Here is the matte outside cover (pretty, no?)

The real difficulty came when we tried to glue the book bloc to the cover. Glossy (inside) cover + paper = cover + paper (in a pile on the floor). Not good!

This means that we ended up having to sandpaper the inside spine of every single book we put together. Insane!

QU Inside cover

Here is an unlucky grinder of gloss

Another issue with the cover is that due to the aesthetics of the full color inside cover a simple crease on the corner of the book bloc would not do. We ended up having to do a special crease (I forget the term, but basically a hinge an 1/8th of an inch from the edge of the book corner) to preserve the inside image. This wasn’t as frustration (by a long shot) as the sandpapering.

The inserts

You can see the inserts here (although they’ve changed to full color porn on the left side)

Spot Color inserts for Queer Ultraviolence

The inserts obviously make this book “more special” and pretty and whatnot but have added intensity to the production process. For starters they have to be manually inserting INTO the book bloc (prior to binding… obviously) but the more challenging (especially for the persnickity people) issue has been that the printing surface has been offset compared to the usual page because of the way that the “full bleed” and printing process plays out.

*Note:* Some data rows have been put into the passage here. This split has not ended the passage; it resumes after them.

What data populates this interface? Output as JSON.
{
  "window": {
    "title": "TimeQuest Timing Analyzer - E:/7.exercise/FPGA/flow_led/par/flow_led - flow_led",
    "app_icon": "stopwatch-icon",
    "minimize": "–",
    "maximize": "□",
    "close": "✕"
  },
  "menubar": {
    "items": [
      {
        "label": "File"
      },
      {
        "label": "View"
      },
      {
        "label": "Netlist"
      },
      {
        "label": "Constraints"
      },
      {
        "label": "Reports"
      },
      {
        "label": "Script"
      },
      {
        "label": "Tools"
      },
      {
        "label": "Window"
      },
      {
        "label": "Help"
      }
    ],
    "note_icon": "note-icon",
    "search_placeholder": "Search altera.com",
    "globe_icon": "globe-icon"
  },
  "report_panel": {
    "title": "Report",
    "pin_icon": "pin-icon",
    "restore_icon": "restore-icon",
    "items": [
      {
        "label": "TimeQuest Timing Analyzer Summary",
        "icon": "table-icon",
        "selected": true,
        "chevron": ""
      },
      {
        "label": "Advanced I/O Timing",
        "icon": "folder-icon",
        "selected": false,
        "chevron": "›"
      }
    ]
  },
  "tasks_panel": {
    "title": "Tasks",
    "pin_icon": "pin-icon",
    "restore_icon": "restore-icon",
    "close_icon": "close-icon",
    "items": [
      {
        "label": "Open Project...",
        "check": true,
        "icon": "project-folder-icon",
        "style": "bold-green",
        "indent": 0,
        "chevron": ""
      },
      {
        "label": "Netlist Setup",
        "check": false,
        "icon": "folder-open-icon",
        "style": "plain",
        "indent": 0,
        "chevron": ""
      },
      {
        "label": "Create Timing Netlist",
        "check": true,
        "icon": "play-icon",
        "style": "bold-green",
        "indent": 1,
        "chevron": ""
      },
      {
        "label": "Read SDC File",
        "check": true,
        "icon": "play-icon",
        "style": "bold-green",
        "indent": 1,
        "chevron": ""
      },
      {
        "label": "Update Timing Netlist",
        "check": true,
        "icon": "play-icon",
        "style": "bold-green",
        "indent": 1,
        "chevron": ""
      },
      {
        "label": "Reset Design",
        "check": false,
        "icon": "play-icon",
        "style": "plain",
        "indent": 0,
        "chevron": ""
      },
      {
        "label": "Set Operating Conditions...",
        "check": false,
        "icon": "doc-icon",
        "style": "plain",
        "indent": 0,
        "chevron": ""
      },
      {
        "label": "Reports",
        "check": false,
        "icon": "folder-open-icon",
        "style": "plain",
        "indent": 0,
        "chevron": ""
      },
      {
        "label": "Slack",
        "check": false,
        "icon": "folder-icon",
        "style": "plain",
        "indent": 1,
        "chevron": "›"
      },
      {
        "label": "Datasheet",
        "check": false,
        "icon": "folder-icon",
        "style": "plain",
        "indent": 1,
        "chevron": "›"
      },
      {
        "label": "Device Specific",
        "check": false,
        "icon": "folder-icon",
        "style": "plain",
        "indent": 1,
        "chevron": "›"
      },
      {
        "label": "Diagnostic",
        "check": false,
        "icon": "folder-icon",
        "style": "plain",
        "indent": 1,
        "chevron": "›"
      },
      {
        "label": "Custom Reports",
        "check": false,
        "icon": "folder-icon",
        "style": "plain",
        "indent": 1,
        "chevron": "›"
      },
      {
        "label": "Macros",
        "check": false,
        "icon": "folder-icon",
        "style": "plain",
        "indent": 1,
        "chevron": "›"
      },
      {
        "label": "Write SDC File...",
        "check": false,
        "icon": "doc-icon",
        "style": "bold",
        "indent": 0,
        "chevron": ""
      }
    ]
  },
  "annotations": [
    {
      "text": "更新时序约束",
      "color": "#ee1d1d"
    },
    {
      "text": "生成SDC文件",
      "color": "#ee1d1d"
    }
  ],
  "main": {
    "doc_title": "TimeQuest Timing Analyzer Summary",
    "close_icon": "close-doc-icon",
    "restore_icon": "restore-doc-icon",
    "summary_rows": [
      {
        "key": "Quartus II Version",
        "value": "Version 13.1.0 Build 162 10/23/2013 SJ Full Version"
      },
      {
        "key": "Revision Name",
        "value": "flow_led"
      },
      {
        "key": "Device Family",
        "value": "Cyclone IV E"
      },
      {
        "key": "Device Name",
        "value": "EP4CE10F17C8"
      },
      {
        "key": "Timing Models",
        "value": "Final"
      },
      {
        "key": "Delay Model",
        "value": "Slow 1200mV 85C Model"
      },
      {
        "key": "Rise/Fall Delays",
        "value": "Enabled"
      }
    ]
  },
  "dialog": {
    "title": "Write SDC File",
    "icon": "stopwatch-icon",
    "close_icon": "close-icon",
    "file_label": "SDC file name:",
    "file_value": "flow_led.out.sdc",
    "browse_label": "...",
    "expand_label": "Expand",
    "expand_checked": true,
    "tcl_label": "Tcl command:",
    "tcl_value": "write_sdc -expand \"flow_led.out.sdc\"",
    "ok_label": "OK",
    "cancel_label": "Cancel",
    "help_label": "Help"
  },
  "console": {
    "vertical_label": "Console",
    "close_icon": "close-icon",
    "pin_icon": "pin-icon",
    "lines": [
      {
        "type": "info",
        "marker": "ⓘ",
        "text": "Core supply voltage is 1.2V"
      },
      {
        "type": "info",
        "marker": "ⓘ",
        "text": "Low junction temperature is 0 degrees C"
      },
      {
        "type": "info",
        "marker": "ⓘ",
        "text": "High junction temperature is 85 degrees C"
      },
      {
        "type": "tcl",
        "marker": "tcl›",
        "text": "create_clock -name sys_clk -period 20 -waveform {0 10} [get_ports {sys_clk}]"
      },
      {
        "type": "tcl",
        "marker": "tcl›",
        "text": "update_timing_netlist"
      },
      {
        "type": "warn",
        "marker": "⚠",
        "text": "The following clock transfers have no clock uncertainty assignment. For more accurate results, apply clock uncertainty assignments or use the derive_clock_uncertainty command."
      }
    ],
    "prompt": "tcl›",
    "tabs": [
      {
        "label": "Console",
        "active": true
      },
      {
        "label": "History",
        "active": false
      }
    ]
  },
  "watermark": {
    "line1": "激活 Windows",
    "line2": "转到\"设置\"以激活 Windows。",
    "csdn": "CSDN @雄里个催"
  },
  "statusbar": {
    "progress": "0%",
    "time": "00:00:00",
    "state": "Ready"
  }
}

It is hard to visualize this but in our usual pre-press process we rotate and flip our text so that the paper cut that creates a binding surface ALSO is the hidden cut. This is good for aesthetics and paper conservation but not applicable to the color spreads (although it could be and perhaps will be on the next run).

The timeline

Mostly the timeline was a requirement of the editing process (without it the pile of Communiques are harder to contextualize) but ended up being a bit of an albatross on the project. At some point (when we decided not to bind it to the book) I contemplated blowing it up to a more proper poster size, but that quickly passed (mostly because it wasn’t going to be wise $).

Doing stuff is hard

I’ll try to do this once a month, just to give people who are book/print nerds a little insight into our world. There are tons of topics to cover but obvious the QU:BB! book represents the high point of design, volume, and insanity. I doubt we’ll do another book nearly this crazy this year. Perhaps never.

I am not going to focus on big lessons or negatives because, basically, there aren’t any. I love anarchists, I love the creative process, and I want others to share in this love. I am getting to do very hard work to make more sharing possible. I hope this loving work makes the best weapons ever. I hope I live long enough to see these weapons used against those I hate.